Published 19 May 2018

Venezuelan embassies around the world announced the opening of polls with photos of voters participating in the 2019-2025 elections.

Venezuelans are arriving at polling stations around the world, beginning with Australia, China, India and Malaysia, Foreign Minister Jorge Arreaza announced late Saturday, to cast their votes in the May 20 presidential elections.


Venezuela: CEELA Delivers Final Pre-Election Audit Report

"#20M's Venezuelan electoral process starts. Australia, China, India, Malaysia have already begun to receive Venezuelans to legitimately exercise their right to vote," Arreaza posted on his official Twitter account.

The minister's message comes just hours after tweets began emerging from embassies with pictures of voters participating in the 2019-2025 presidential elections.

Immigrants in Beijing and Hong Kong were among the first to cast their ballots.


Russian Federation is ready for the electoral process in Moscow, where 270 people are registered to vote.

Charge d'Affaires Daniel Gasparri is the first Venezuelan to exercise the vote abroad, in Australia. 

Open voting process in Beijing, People's Republic of China.

Ambassador Augusto Montiel exercises his right to vote in New Delhi. 

Start of the electoral process in Vietnam.

Venezuelan nationals start the electoral process in Qatar.

The Embassy of the Bolivarian Republic of Venezuela in the United Arab Emirates begins the process of voting 2018. 

Venezuelan citizens in Belarus turn out to exercise their right to vote.

Electoral Process in the Embassy of the Bolivarian Republic of Venezuela in Jakarta, Indonesia commences. 

Voting begins at the Venezuelan Embassy in the Republic of Korea.

In Venezuela itself, polling stations open at 6:00 am local time and millions are expected to turn out to vote.
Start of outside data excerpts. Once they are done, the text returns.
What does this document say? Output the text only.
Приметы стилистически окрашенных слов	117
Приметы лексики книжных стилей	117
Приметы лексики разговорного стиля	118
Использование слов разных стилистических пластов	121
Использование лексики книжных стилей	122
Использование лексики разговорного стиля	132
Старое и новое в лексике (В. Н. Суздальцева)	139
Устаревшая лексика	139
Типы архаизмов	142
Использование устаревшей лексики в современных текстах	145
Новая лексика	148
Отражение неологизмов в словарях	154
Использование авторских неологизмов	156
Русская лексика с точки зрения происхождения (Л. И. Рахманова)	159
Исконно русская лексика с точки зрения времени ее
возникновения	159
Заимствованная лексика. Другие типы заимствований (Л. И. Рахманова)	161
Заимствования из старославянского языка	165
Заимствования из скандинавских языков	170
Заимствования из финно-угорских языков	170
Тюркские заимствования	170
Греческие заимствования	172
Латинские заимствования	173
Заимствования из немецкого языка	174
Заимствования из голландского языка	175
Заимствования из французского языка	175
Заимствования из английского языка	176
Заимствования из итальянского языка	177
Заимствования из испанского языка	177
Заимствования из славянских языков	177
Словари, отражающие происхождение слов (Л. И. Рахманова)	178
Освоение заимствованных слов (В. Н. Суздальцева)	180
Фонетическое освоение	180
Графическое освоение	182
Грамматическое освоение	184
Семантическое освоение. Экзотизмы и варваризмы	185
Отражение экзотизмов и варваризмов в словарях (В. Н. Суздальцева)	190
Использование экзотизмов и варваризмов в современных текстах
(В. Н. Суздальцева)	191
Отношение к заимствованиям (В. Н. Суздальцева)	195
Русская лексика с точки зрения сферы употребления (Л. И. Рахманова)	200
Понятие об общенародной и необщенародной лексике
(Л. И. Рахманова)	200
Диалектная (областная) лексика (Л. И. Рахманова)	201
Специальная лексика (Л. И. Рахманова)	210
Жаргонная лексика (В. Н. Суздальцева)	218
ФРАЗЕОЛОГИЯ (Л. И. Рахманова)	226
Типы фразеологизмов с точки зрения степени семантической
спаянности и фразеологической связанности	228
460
The electorate traditionally celebrates the elections with festivals, dancing and music.

Venezuelans consider their right to vote an honor and a privilege, and the state supports these sentiments by scheduling elections on a Sunday, a day generally observed as one of rest and spent with family and friends.
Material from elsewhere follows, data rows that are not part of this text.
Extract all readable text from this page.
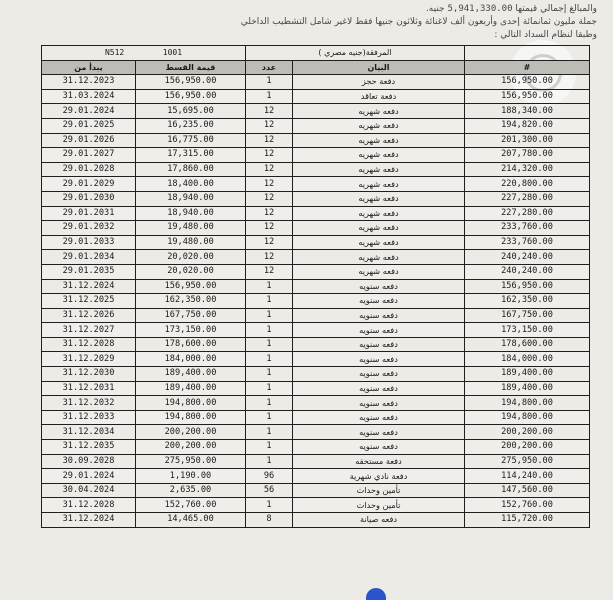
والمبالغ إجمالي قيمتها 5,941,330.00 جنيه.
جملة مليون ثمانمائة إحدى وأربعون ألف لاغنائة وثلاثون جنيها فقط لاغير شامل التشطيب الداخلي
وطبقا لنظام السداد التالي :
N512 1001		المرفقة(جنيه مصري )		
يبدأ من	قيمة القسط	عدد	البيان	#
31.12.2023	156,950.00	1	دفعة حجز	156,950.00
31.03.2024	156,950.00	1	دفعة تعاقد	156,950.00
29.01.2024	15,695.00	12	دفعه شهريه	188,340.00
29.01.2025	16,235.00	12	دفعه شهريه	194,820.00
29.01.2026	16,775.00	12	دفعه شهريه	201,300.00
29.01.2027	17,315.00	12	دفعه شهريه	207,780.00
29.01.2028	17,860.00	12	دفعه شهريه	214,320.00
29.01.2029	18,400.00	12	دفعه شهريه	220,800.00
29.01.2030	18,940.00	12	دفعه شهريه	227,280.00
29.01.2031	18,940.00	12	دفعه شهريه	227,280.00
29.01.2032	19,480.00	12	دفعه شهريه	233,760.00
29.01.2033	19,480.00	12	دفعه شهريه	233,760.00
29.01.2034	20,020.00	12	دفعه شهريه	240,240.00
29.01.2035	20,020.00	12	دفعه شهريه	240,240.00
31.12.2024	156,950.00	1	دفعه سنويه	156,950.00
31.12.2025	162,350.00	1	دفعه سنويه	162,350.00
31.12.2026	167,750.00	1	دفعه سنويه	167,750.00
31.12.2027	173,150.00	1	دفعه سنويه	173,150.00
31.12.2028	178,600.00	1	دفعه سنويه	178,600.00
31.12.2029	184,000.00	1	دفعه سنويه	184,000.00
31.12.2030	189,400.00	1	دفعه سنويه	189,400.00
31.12.2031	189,400.00	1	دفعه سنويه	189,400.00
31.12.2032	194,800.00	1	دفعه سنويه	194,800.00
31.12.2033	194,800.00	1	دفعه سنويه	194,800.00
31.12.2034	200,200.00	1	دفعه سنويه	200,200.00
31.12.2035	200,200.00	1	دفعه سنويه	200,200.00
30.09.2028	275,950.00	1	دفعة مستحقه	275,950.00
29.01.2024	1,190.00	96	دفعة نادي شهرية	114,240.00
30.04.2024	2,635.00	56	تأمين وحدات	147,560.00
31.12.2028	152,760.00	1	تأمين وحدات	152,760.00
31.12.2024	14,465.00	8	دفعه صيانة	115,720.00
According to the head of the Latin American Council on Electoral Experts (Ceela), Nicanor Moscoso, the Ceela delegation has met with experts and candidates and confirmed "harmony in the electoral process."

Ceela member Guillermo Reyes said the delegation participated – along with a representative of all parties involved – in 14 audits of the digital electoral system. All audits have been streamed live through the National Electoral Council's website.    

In a televised statement on Friday, Venezuelan President Nicolas Maduro vowed to respect the election results, no matter the outcome: "I will accept the electoral results – whatever they are – of the popular will expressed through the vote on Sunday."

International observers welcomed Maduro's announcement.